The first principle I'd like to discuss is taking inventory of yourself – you can't accurately find something if you don't know what you're looking for after all. I remember one of my professors saying, "intentionally acting is greater than blind determination". This is useful to know because it's an error we all tend to make at one point or another – we blindly throw ourselves at our problems rather than studying and intentionally acting. This leads to all kinds of mistakes and pains that could have been avoided. Part of the journey is finding your "why" for looking for a relationship – Why do you want a relationship? I bet part of you says, "because I don't want to be alone". This is completely valid, but it's often not the whole of it – Is it?
This is why taking inventory is so important – almost all things within us have explanations and reasons beyond the surface, yet we don't often explore what those are. Typically, the reason "I don't want to be alone" is really a fear rather than a desire – it reflects that, for one reason or another, being alone scares us, so we seek companionship to remove the discomfort. I don't want to be the bearer of bad news, but getting into a relationship for that purpose isn't going to fix that – it will only distract you for a time. Eventually it will come back with a vengeance. The reason for this is that typically the start of a new relationship or connection is full of Eros love, which is basically an infatuated love, driven by serotonin, adrenaline, norepinephrine, and dopamine.

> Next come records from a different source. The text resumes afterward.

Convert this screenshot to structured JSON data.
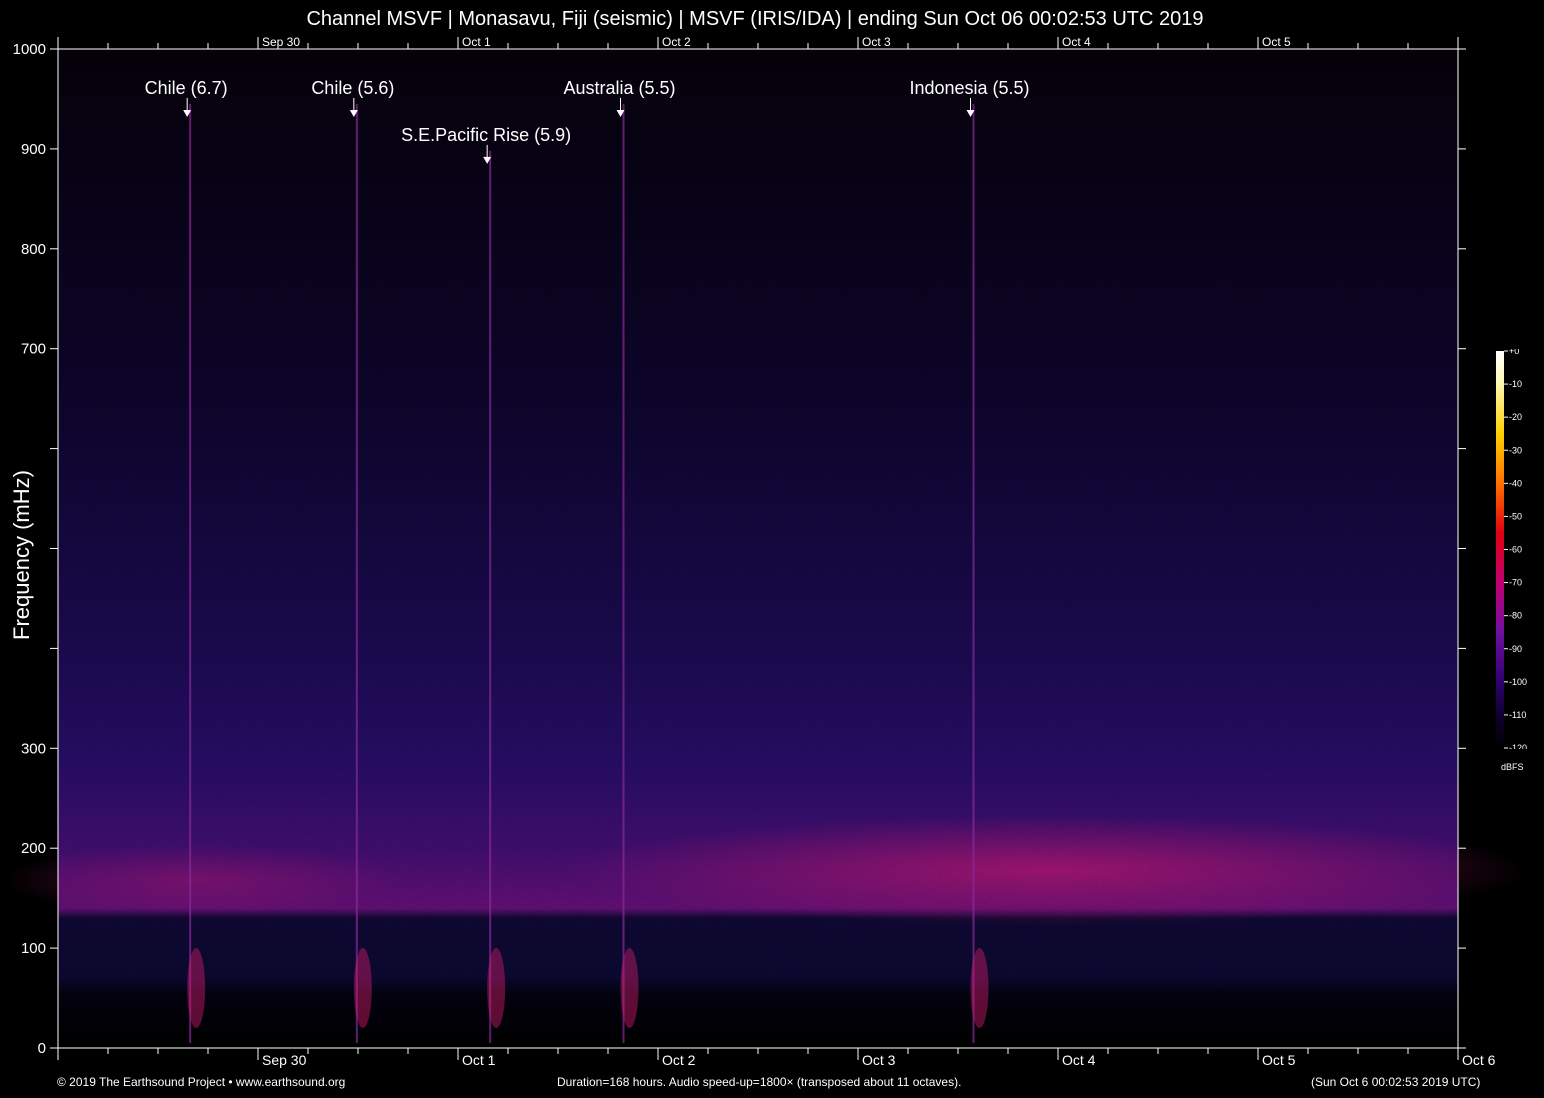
{
  "title": "Channel MSVF | Monasavu, Fiji (seismic) | MSVF (IRIS/IDA) | ending Sun Oct 06 00:02:53 UTC 2019",
  "footer": {
    "copyright": "© 2019 The Earthsound Project • www.earthsound.org",
    "duration": "Duration=168 hours. Audio speed-up=1800× (transposed about 11 octaves).",
    "end_time": "(Sun Oct  6 00:02:53 2019 UTC)"
  },
  "colors": {
    "background": "#000000",
    "text": "#ffffff",
    "axis": "#ffffff"
  },
  "chart_data": {
    "type": "heatmap",
    "title": "Channel MSVF | Monasavu, Fiji (seismic) | MSVF (IRIS/IDA) | ending Sun Oct 06 00:02:53 UTC 2019",
    "ylabel": "Frequency (mHz)",
    "xlabel": "",
    "ylim": [
      0,
      1000
    ],
    "y_tick_labels": [
      "0",
      "100",
      "200",
      "300",
      "700",
      "800",
      "900",
      "1000"
    ],
    "y_tick_values": [
      0,
      100,
      200,
      300,
      700,
      800,
      900,
      1000
    ],
    "y_ticks_unlabeled": [
      400,
      500,
      600
    ],
    "x_range_hours": [
      0,
      168
    ],
    "x_tick_labels": [
      "Sep 30",
      "Oct 1",
      "Oct 2",
      "Oct 3",
      "Oct 4",
      "Oct 5",
      "Oct 6"
    ],
    "x_tick_hours": [
      24,
      48,
      72,
      96,
      120,
      144,
      168
    ],
    "x_top_tick_labels": [
      "Sep 30",
      "Oct 1",
      "Oct 2",
      "Oct 3",
      "Oct 4",
      "Oct 5"
    ],
    "events": [
      {
        "label": "Chile (6.7)",
        "hour": 15.5,
        "freq": 945
      },
      {
        "label": "Chile (5.6)",
        "hour": 35.5,
        "freq": 945
      },
      {
        "label": "S.E.Pacific Rise (5.9)",
        "hour": 51.5,
        "freq": 898
      },
      {
        "label": "Australia (5.5)",
        "hour": 67.5,
        "freq": 945
      },
      {
        "label": "Indonesia (5.5)",
        "hour": 109.5,
        "freq": 945
      }
    ],
    "colorbar": {
      "unit": "dBFS",
      "range": [
        -120,
        0
      ],
      "tick_labels": [
        "+0",
        "-10",
        "-20",
        "-30",
        "-40",
        "-50",
        "-60",
        "-70",
        "-80",
        "-90",
        "-100",
        "-110",
        "-120"
      ],
      "stops": [
        {
          "db": 0,
          "color": "#ffffff"
        },
        {
          "db": -10,
          "color": "#fff8b0"
        },
        {
          "db": -25,
          "color": "#ffd000"
        },
        {
          "db": -40,
          "color": "#ff7000"
        },
        {
          "db": -55,
          "color": "#e00010"
        },
        {
          "db": -70,
          "color": "#c00070"
        },
        {
          "db": -85,
          "color": "#7010a0"
        },
        {
          "db": -100,
          "color": "#300070"
        },
        {
          "db": -110,
          "color": "#100030"
        },
        {
          "db": -120,
          "color": "#000000"
        }
      ]
    }
  }
}
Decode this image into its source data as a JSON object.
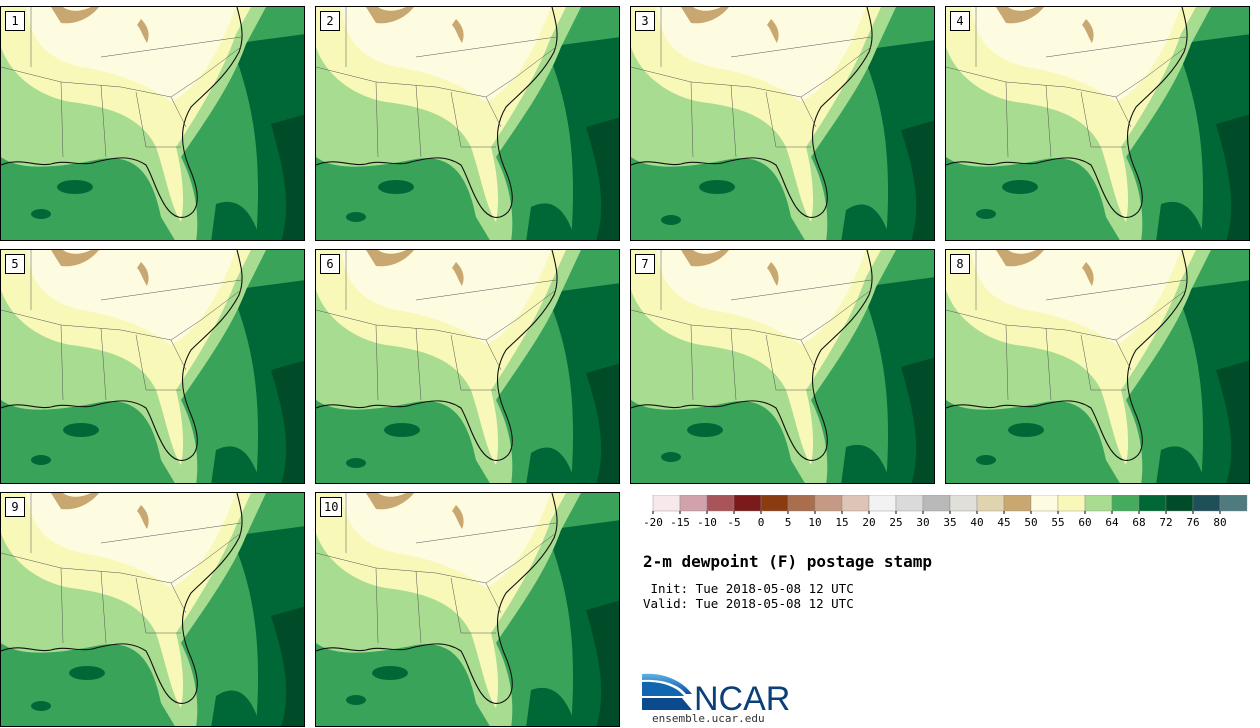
{
  "panels": [
    {
      "label": "1",
      "variant": 0
    },
    {
      "label": "2",
      "variant": 1
    },
    {
      "label": "3",
      "variant": 2
    },
    {
      "label": "4",
      "variant": 3
    },
    {
      "label": "5",
      "variant": 4
    },
    {
      "label": "6",
      "variant": 5
    },
    {
      "label": "7",
      "variant": 6
    },
    {
      "label": "8",
      "variant": 7
    },
    {
      "label": "9",
      "variant": 8
    },
    {
      "label": "10",
      "variant": 9
    }
  ],
  "title": "2-m dewpoint (F) postage stamp",
  "init": " Init: Tue 2018-05-08 12 UTC",
  "valid": "Valid: Tue 2018-05-08 12 UTC",
  "logo": {
    "text": "NCAR",
    "url": "ensemble.ucar.edu"
  },
  "colorbar": {
    "tick_labels": [
      "-20",
      "-15",
      "-10",
      "-5",
      "0",
      "5",
      "10",
      "15",
      "20",
      "25",
      "30",
      "35",
      "40",
      "45",
      "50",
      "55",
      "60",
      "64",
      "68",
      "72",
      "76",
      "80"
    ],
    "colors": [
      "#f7e8ec",
      "#d1a2ab",
      "#a85458",
      "#7a1a1a",
      "#8a3c10",
      "#a86e4e",
      "#c49a84",
      "#ddc4b4",
      "#f2f2f2",
      "#dadada",
      "#b9b9b9",
      "#e0e0d8",
      "#e0d4b0",
      "#c8a870",
      "#fdfbe0",
      "#f8f8b8",
      "#a8dc90",
      "#45ab5d",
      "#006837",
      "#004c28",
      "#1f5059",
      "#4f7b80"
    ]
  }
}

When we're full of these chemicals, we have a buffer that makes us feel good for a time, but eventually it will wear off, and you'll suffer from withdrawals. After this, you'll want to keep chasing the high, even if it means terminating a perfectly healthy relationship to get your fix. An example of this I would like to use is from the history of medicine. In the 1800s, cough syrup often included Morphine, Chloroform, Alcohol, Cannabis, and Heroin together – it was a concoction of "feel good" chemicals, but it didn't fix anything – it just distracted from the symptoms. Now, I am not saying that our brain chemicals are a bad thing – they are actually very natural, healthy and helpful. We just have to be cognizant of what our drive is for our relationships.
Another part of this self-inventory is recognizing that your worth is not determined by what is or isn't happening in your life – especially in regard to relationships. The truth is that we're not everyone's cup of tea and that's okay, so that means that rejection isn't always personal, even if it feels like it. With this in mind, take heart that this also means that the problem isn't always you. Ask yourself if it's just the metaphorical "table" you keep sitting at – sometimes it just means that we need to get up and sit somewhere else. It's not defeat if something is not working out – it just means that something else will work out better, so it's about keeping moving and not giving up on your journey for the life you want. I hope this helps you keep moving towards the future you want, my friends. Take care.